Tubby North Korean leader Kim Jong Un has vanished! The publicity monger has been strangely absent, not seen in public in over a month.
Rumors are flying that Kim is sick with gout, diabetes and shattered ankles (obesity related perhaps?). A group of defectors say they believe Kim's younger sister, Kim Yo Jong, may be running the country now.
Let's hope Kim Yo isn't more of the same. If she is gunning for the top spot, here are some things we're going to miss about her crazy brother.
His Glorious Hair
What more can be said about that sweet, sweet fade? Kim Jong Un's hair is uniquely his. He rocks it and even the most handsome of men can't pull it off. Give it a try Clooney - you're married now so you're officially off the market!
His Belief That He Can Control The Weather
Kim Jong Un just hates it when he gets wet oppressing his people. Yup, he's mad at the weather.

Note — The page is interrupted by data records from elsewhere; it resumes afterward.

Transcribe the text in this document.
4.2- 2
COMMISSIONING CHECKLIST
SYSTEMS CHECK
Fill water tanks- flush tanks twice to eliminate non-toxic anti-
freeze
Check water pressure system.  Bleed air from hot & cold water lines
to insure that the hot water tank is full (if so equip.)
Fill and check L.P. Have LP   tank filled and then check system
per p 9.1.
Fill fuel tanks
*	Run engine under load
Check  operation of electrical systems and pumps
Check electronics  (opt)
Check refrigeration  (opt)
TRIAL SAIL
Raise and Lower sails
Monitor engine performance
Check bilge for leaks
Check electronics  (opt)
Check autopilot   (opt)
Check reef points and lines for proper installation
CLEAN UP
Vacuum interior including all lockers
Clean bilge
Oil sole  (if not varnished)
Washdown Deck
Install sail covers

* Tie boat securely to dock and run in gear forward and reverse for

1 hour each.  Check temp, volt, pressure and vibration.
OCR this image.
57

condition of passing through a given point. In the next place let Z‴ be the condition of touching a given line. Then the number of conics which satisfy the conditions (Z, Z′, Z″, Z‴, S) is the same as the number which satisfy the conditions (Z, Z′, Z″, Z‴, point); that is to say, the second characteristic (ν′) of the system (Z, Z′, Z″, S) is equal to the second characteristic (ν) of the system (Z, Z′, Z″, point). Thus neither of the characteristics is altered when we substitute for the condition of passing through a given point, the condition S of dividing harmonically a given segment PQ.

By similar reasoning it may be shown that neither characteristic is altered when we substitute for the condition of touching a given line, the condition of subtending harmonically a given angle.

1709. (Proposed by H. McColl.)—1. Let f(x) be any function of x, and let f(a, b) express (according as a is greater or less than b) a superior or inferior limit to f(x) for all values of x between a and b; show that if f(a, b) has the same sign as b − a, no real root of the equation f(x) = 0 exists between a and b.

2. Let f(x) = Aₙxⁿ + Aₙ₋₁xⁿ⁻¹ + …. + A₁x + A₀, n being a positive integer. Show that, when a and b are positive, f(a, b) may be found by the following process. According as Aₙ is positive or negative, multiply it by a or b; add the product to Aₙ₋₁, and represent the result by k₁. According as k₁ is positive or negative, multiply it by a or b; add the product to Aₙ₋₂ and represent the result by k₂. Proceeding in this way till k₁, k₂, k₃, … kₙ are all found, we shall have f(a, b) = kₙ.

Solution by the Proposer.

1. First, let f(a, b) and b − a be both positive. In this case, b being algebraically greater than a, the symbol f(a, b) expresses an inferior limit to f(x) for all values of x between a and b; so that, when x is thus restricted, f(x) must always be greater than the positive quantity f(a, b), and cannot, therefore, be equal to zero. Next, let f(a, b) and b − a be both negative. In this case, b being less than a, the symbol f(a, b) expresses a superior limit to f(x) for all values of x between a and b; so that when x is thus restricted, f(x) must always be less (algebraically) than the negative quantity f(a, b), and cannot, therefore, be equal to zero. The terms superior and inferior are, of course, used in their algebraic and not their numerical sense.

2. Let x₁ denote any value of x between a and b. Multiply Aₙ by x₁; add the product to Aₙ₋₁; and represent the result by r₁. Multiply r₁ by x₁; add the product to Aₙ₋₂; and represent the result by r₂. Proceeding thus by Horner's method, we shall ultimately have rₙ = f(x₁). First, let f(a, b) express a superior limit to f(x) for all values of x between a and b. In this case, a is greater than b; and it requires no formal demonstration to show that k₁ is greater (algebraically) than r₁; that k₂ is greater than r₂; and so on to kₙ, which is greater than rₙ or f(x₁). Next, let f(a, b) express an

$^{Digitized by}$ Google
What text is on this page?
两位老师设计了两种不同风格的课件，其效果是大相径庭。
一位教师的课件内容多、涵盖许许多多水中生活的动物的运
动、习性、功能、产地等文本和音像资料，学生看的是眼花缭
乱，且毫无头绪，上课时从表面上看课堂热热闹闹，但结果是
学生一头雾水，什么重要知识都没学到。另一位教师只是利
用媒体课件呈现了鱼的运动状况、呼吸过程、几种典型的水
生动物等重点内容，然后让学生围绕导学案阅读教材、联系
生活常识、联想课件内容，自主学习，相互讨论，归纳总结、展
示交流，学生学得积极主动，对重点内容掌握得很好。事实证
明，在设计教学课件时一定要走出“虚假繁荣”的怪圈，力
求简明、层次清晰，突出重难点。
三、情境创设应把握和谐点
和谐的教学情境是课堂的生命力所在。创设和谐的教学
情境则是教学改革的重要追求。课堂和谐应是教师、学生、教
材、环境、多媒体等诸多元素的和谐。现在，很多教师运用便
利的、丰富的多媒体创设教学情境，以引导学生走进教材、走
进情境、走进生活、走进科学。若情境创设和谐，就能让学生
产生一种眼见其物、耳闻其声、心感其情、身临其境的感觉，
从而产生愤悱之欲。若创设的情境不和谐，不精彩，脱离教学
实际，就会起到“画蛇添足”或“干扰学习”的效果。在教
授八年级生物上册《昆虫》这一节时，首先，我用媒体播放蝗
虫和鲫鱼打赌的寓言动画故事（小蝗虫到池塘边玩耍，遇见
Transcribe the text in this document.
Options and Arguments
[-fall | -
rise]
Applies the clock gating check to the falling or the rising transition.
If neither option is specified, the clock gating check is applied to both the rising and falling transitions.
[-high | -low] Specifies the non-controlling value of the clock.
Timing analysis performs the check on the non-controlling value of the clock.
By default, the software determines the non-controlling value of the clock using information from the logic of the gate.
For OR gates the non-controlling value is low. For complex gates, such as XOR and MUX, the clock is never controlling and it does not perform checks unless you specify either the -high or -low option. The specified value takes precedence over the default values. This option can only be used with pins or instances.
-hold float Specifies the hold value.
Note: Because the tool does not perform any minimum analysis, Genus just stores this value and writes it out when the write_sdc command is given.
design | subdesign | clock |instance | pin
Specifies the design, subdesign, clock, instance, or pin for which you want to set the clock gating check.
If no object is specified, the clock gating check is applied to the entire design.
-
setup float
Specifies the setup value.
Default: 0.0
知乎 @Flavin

Kim Jong gave "field guidance" to forecasters who were forced to stand as Kim lectured them on their jobs.
His Expen$ive Taste
People living in poverty? Not a prob as long as Kim's wife has her luxury handbag. Ri Sol-Ju was photographed holding what appeared to be a pricey Dior handbag, worth over$1,500 — an average year's salary in North Korea.
It's said that Kim Jong-un likes to party all night (like father like son!). Reports from officials say that he recently ordered expensive imported sauna equipment to help him beat hangovers and fatigue.
Swiss Cheese Obsession
Sources say that the dictator is hooked on Emmental, an expensive Swiss Cheese. The 31-year-old fell in love with the cheese when he was a student in Switzerland and now imports it.
While millions of his citizens starve, Kim is chowing down and has the bod to prove it.
His Undeniable Sex Appeal
It's true because it was in The Onion.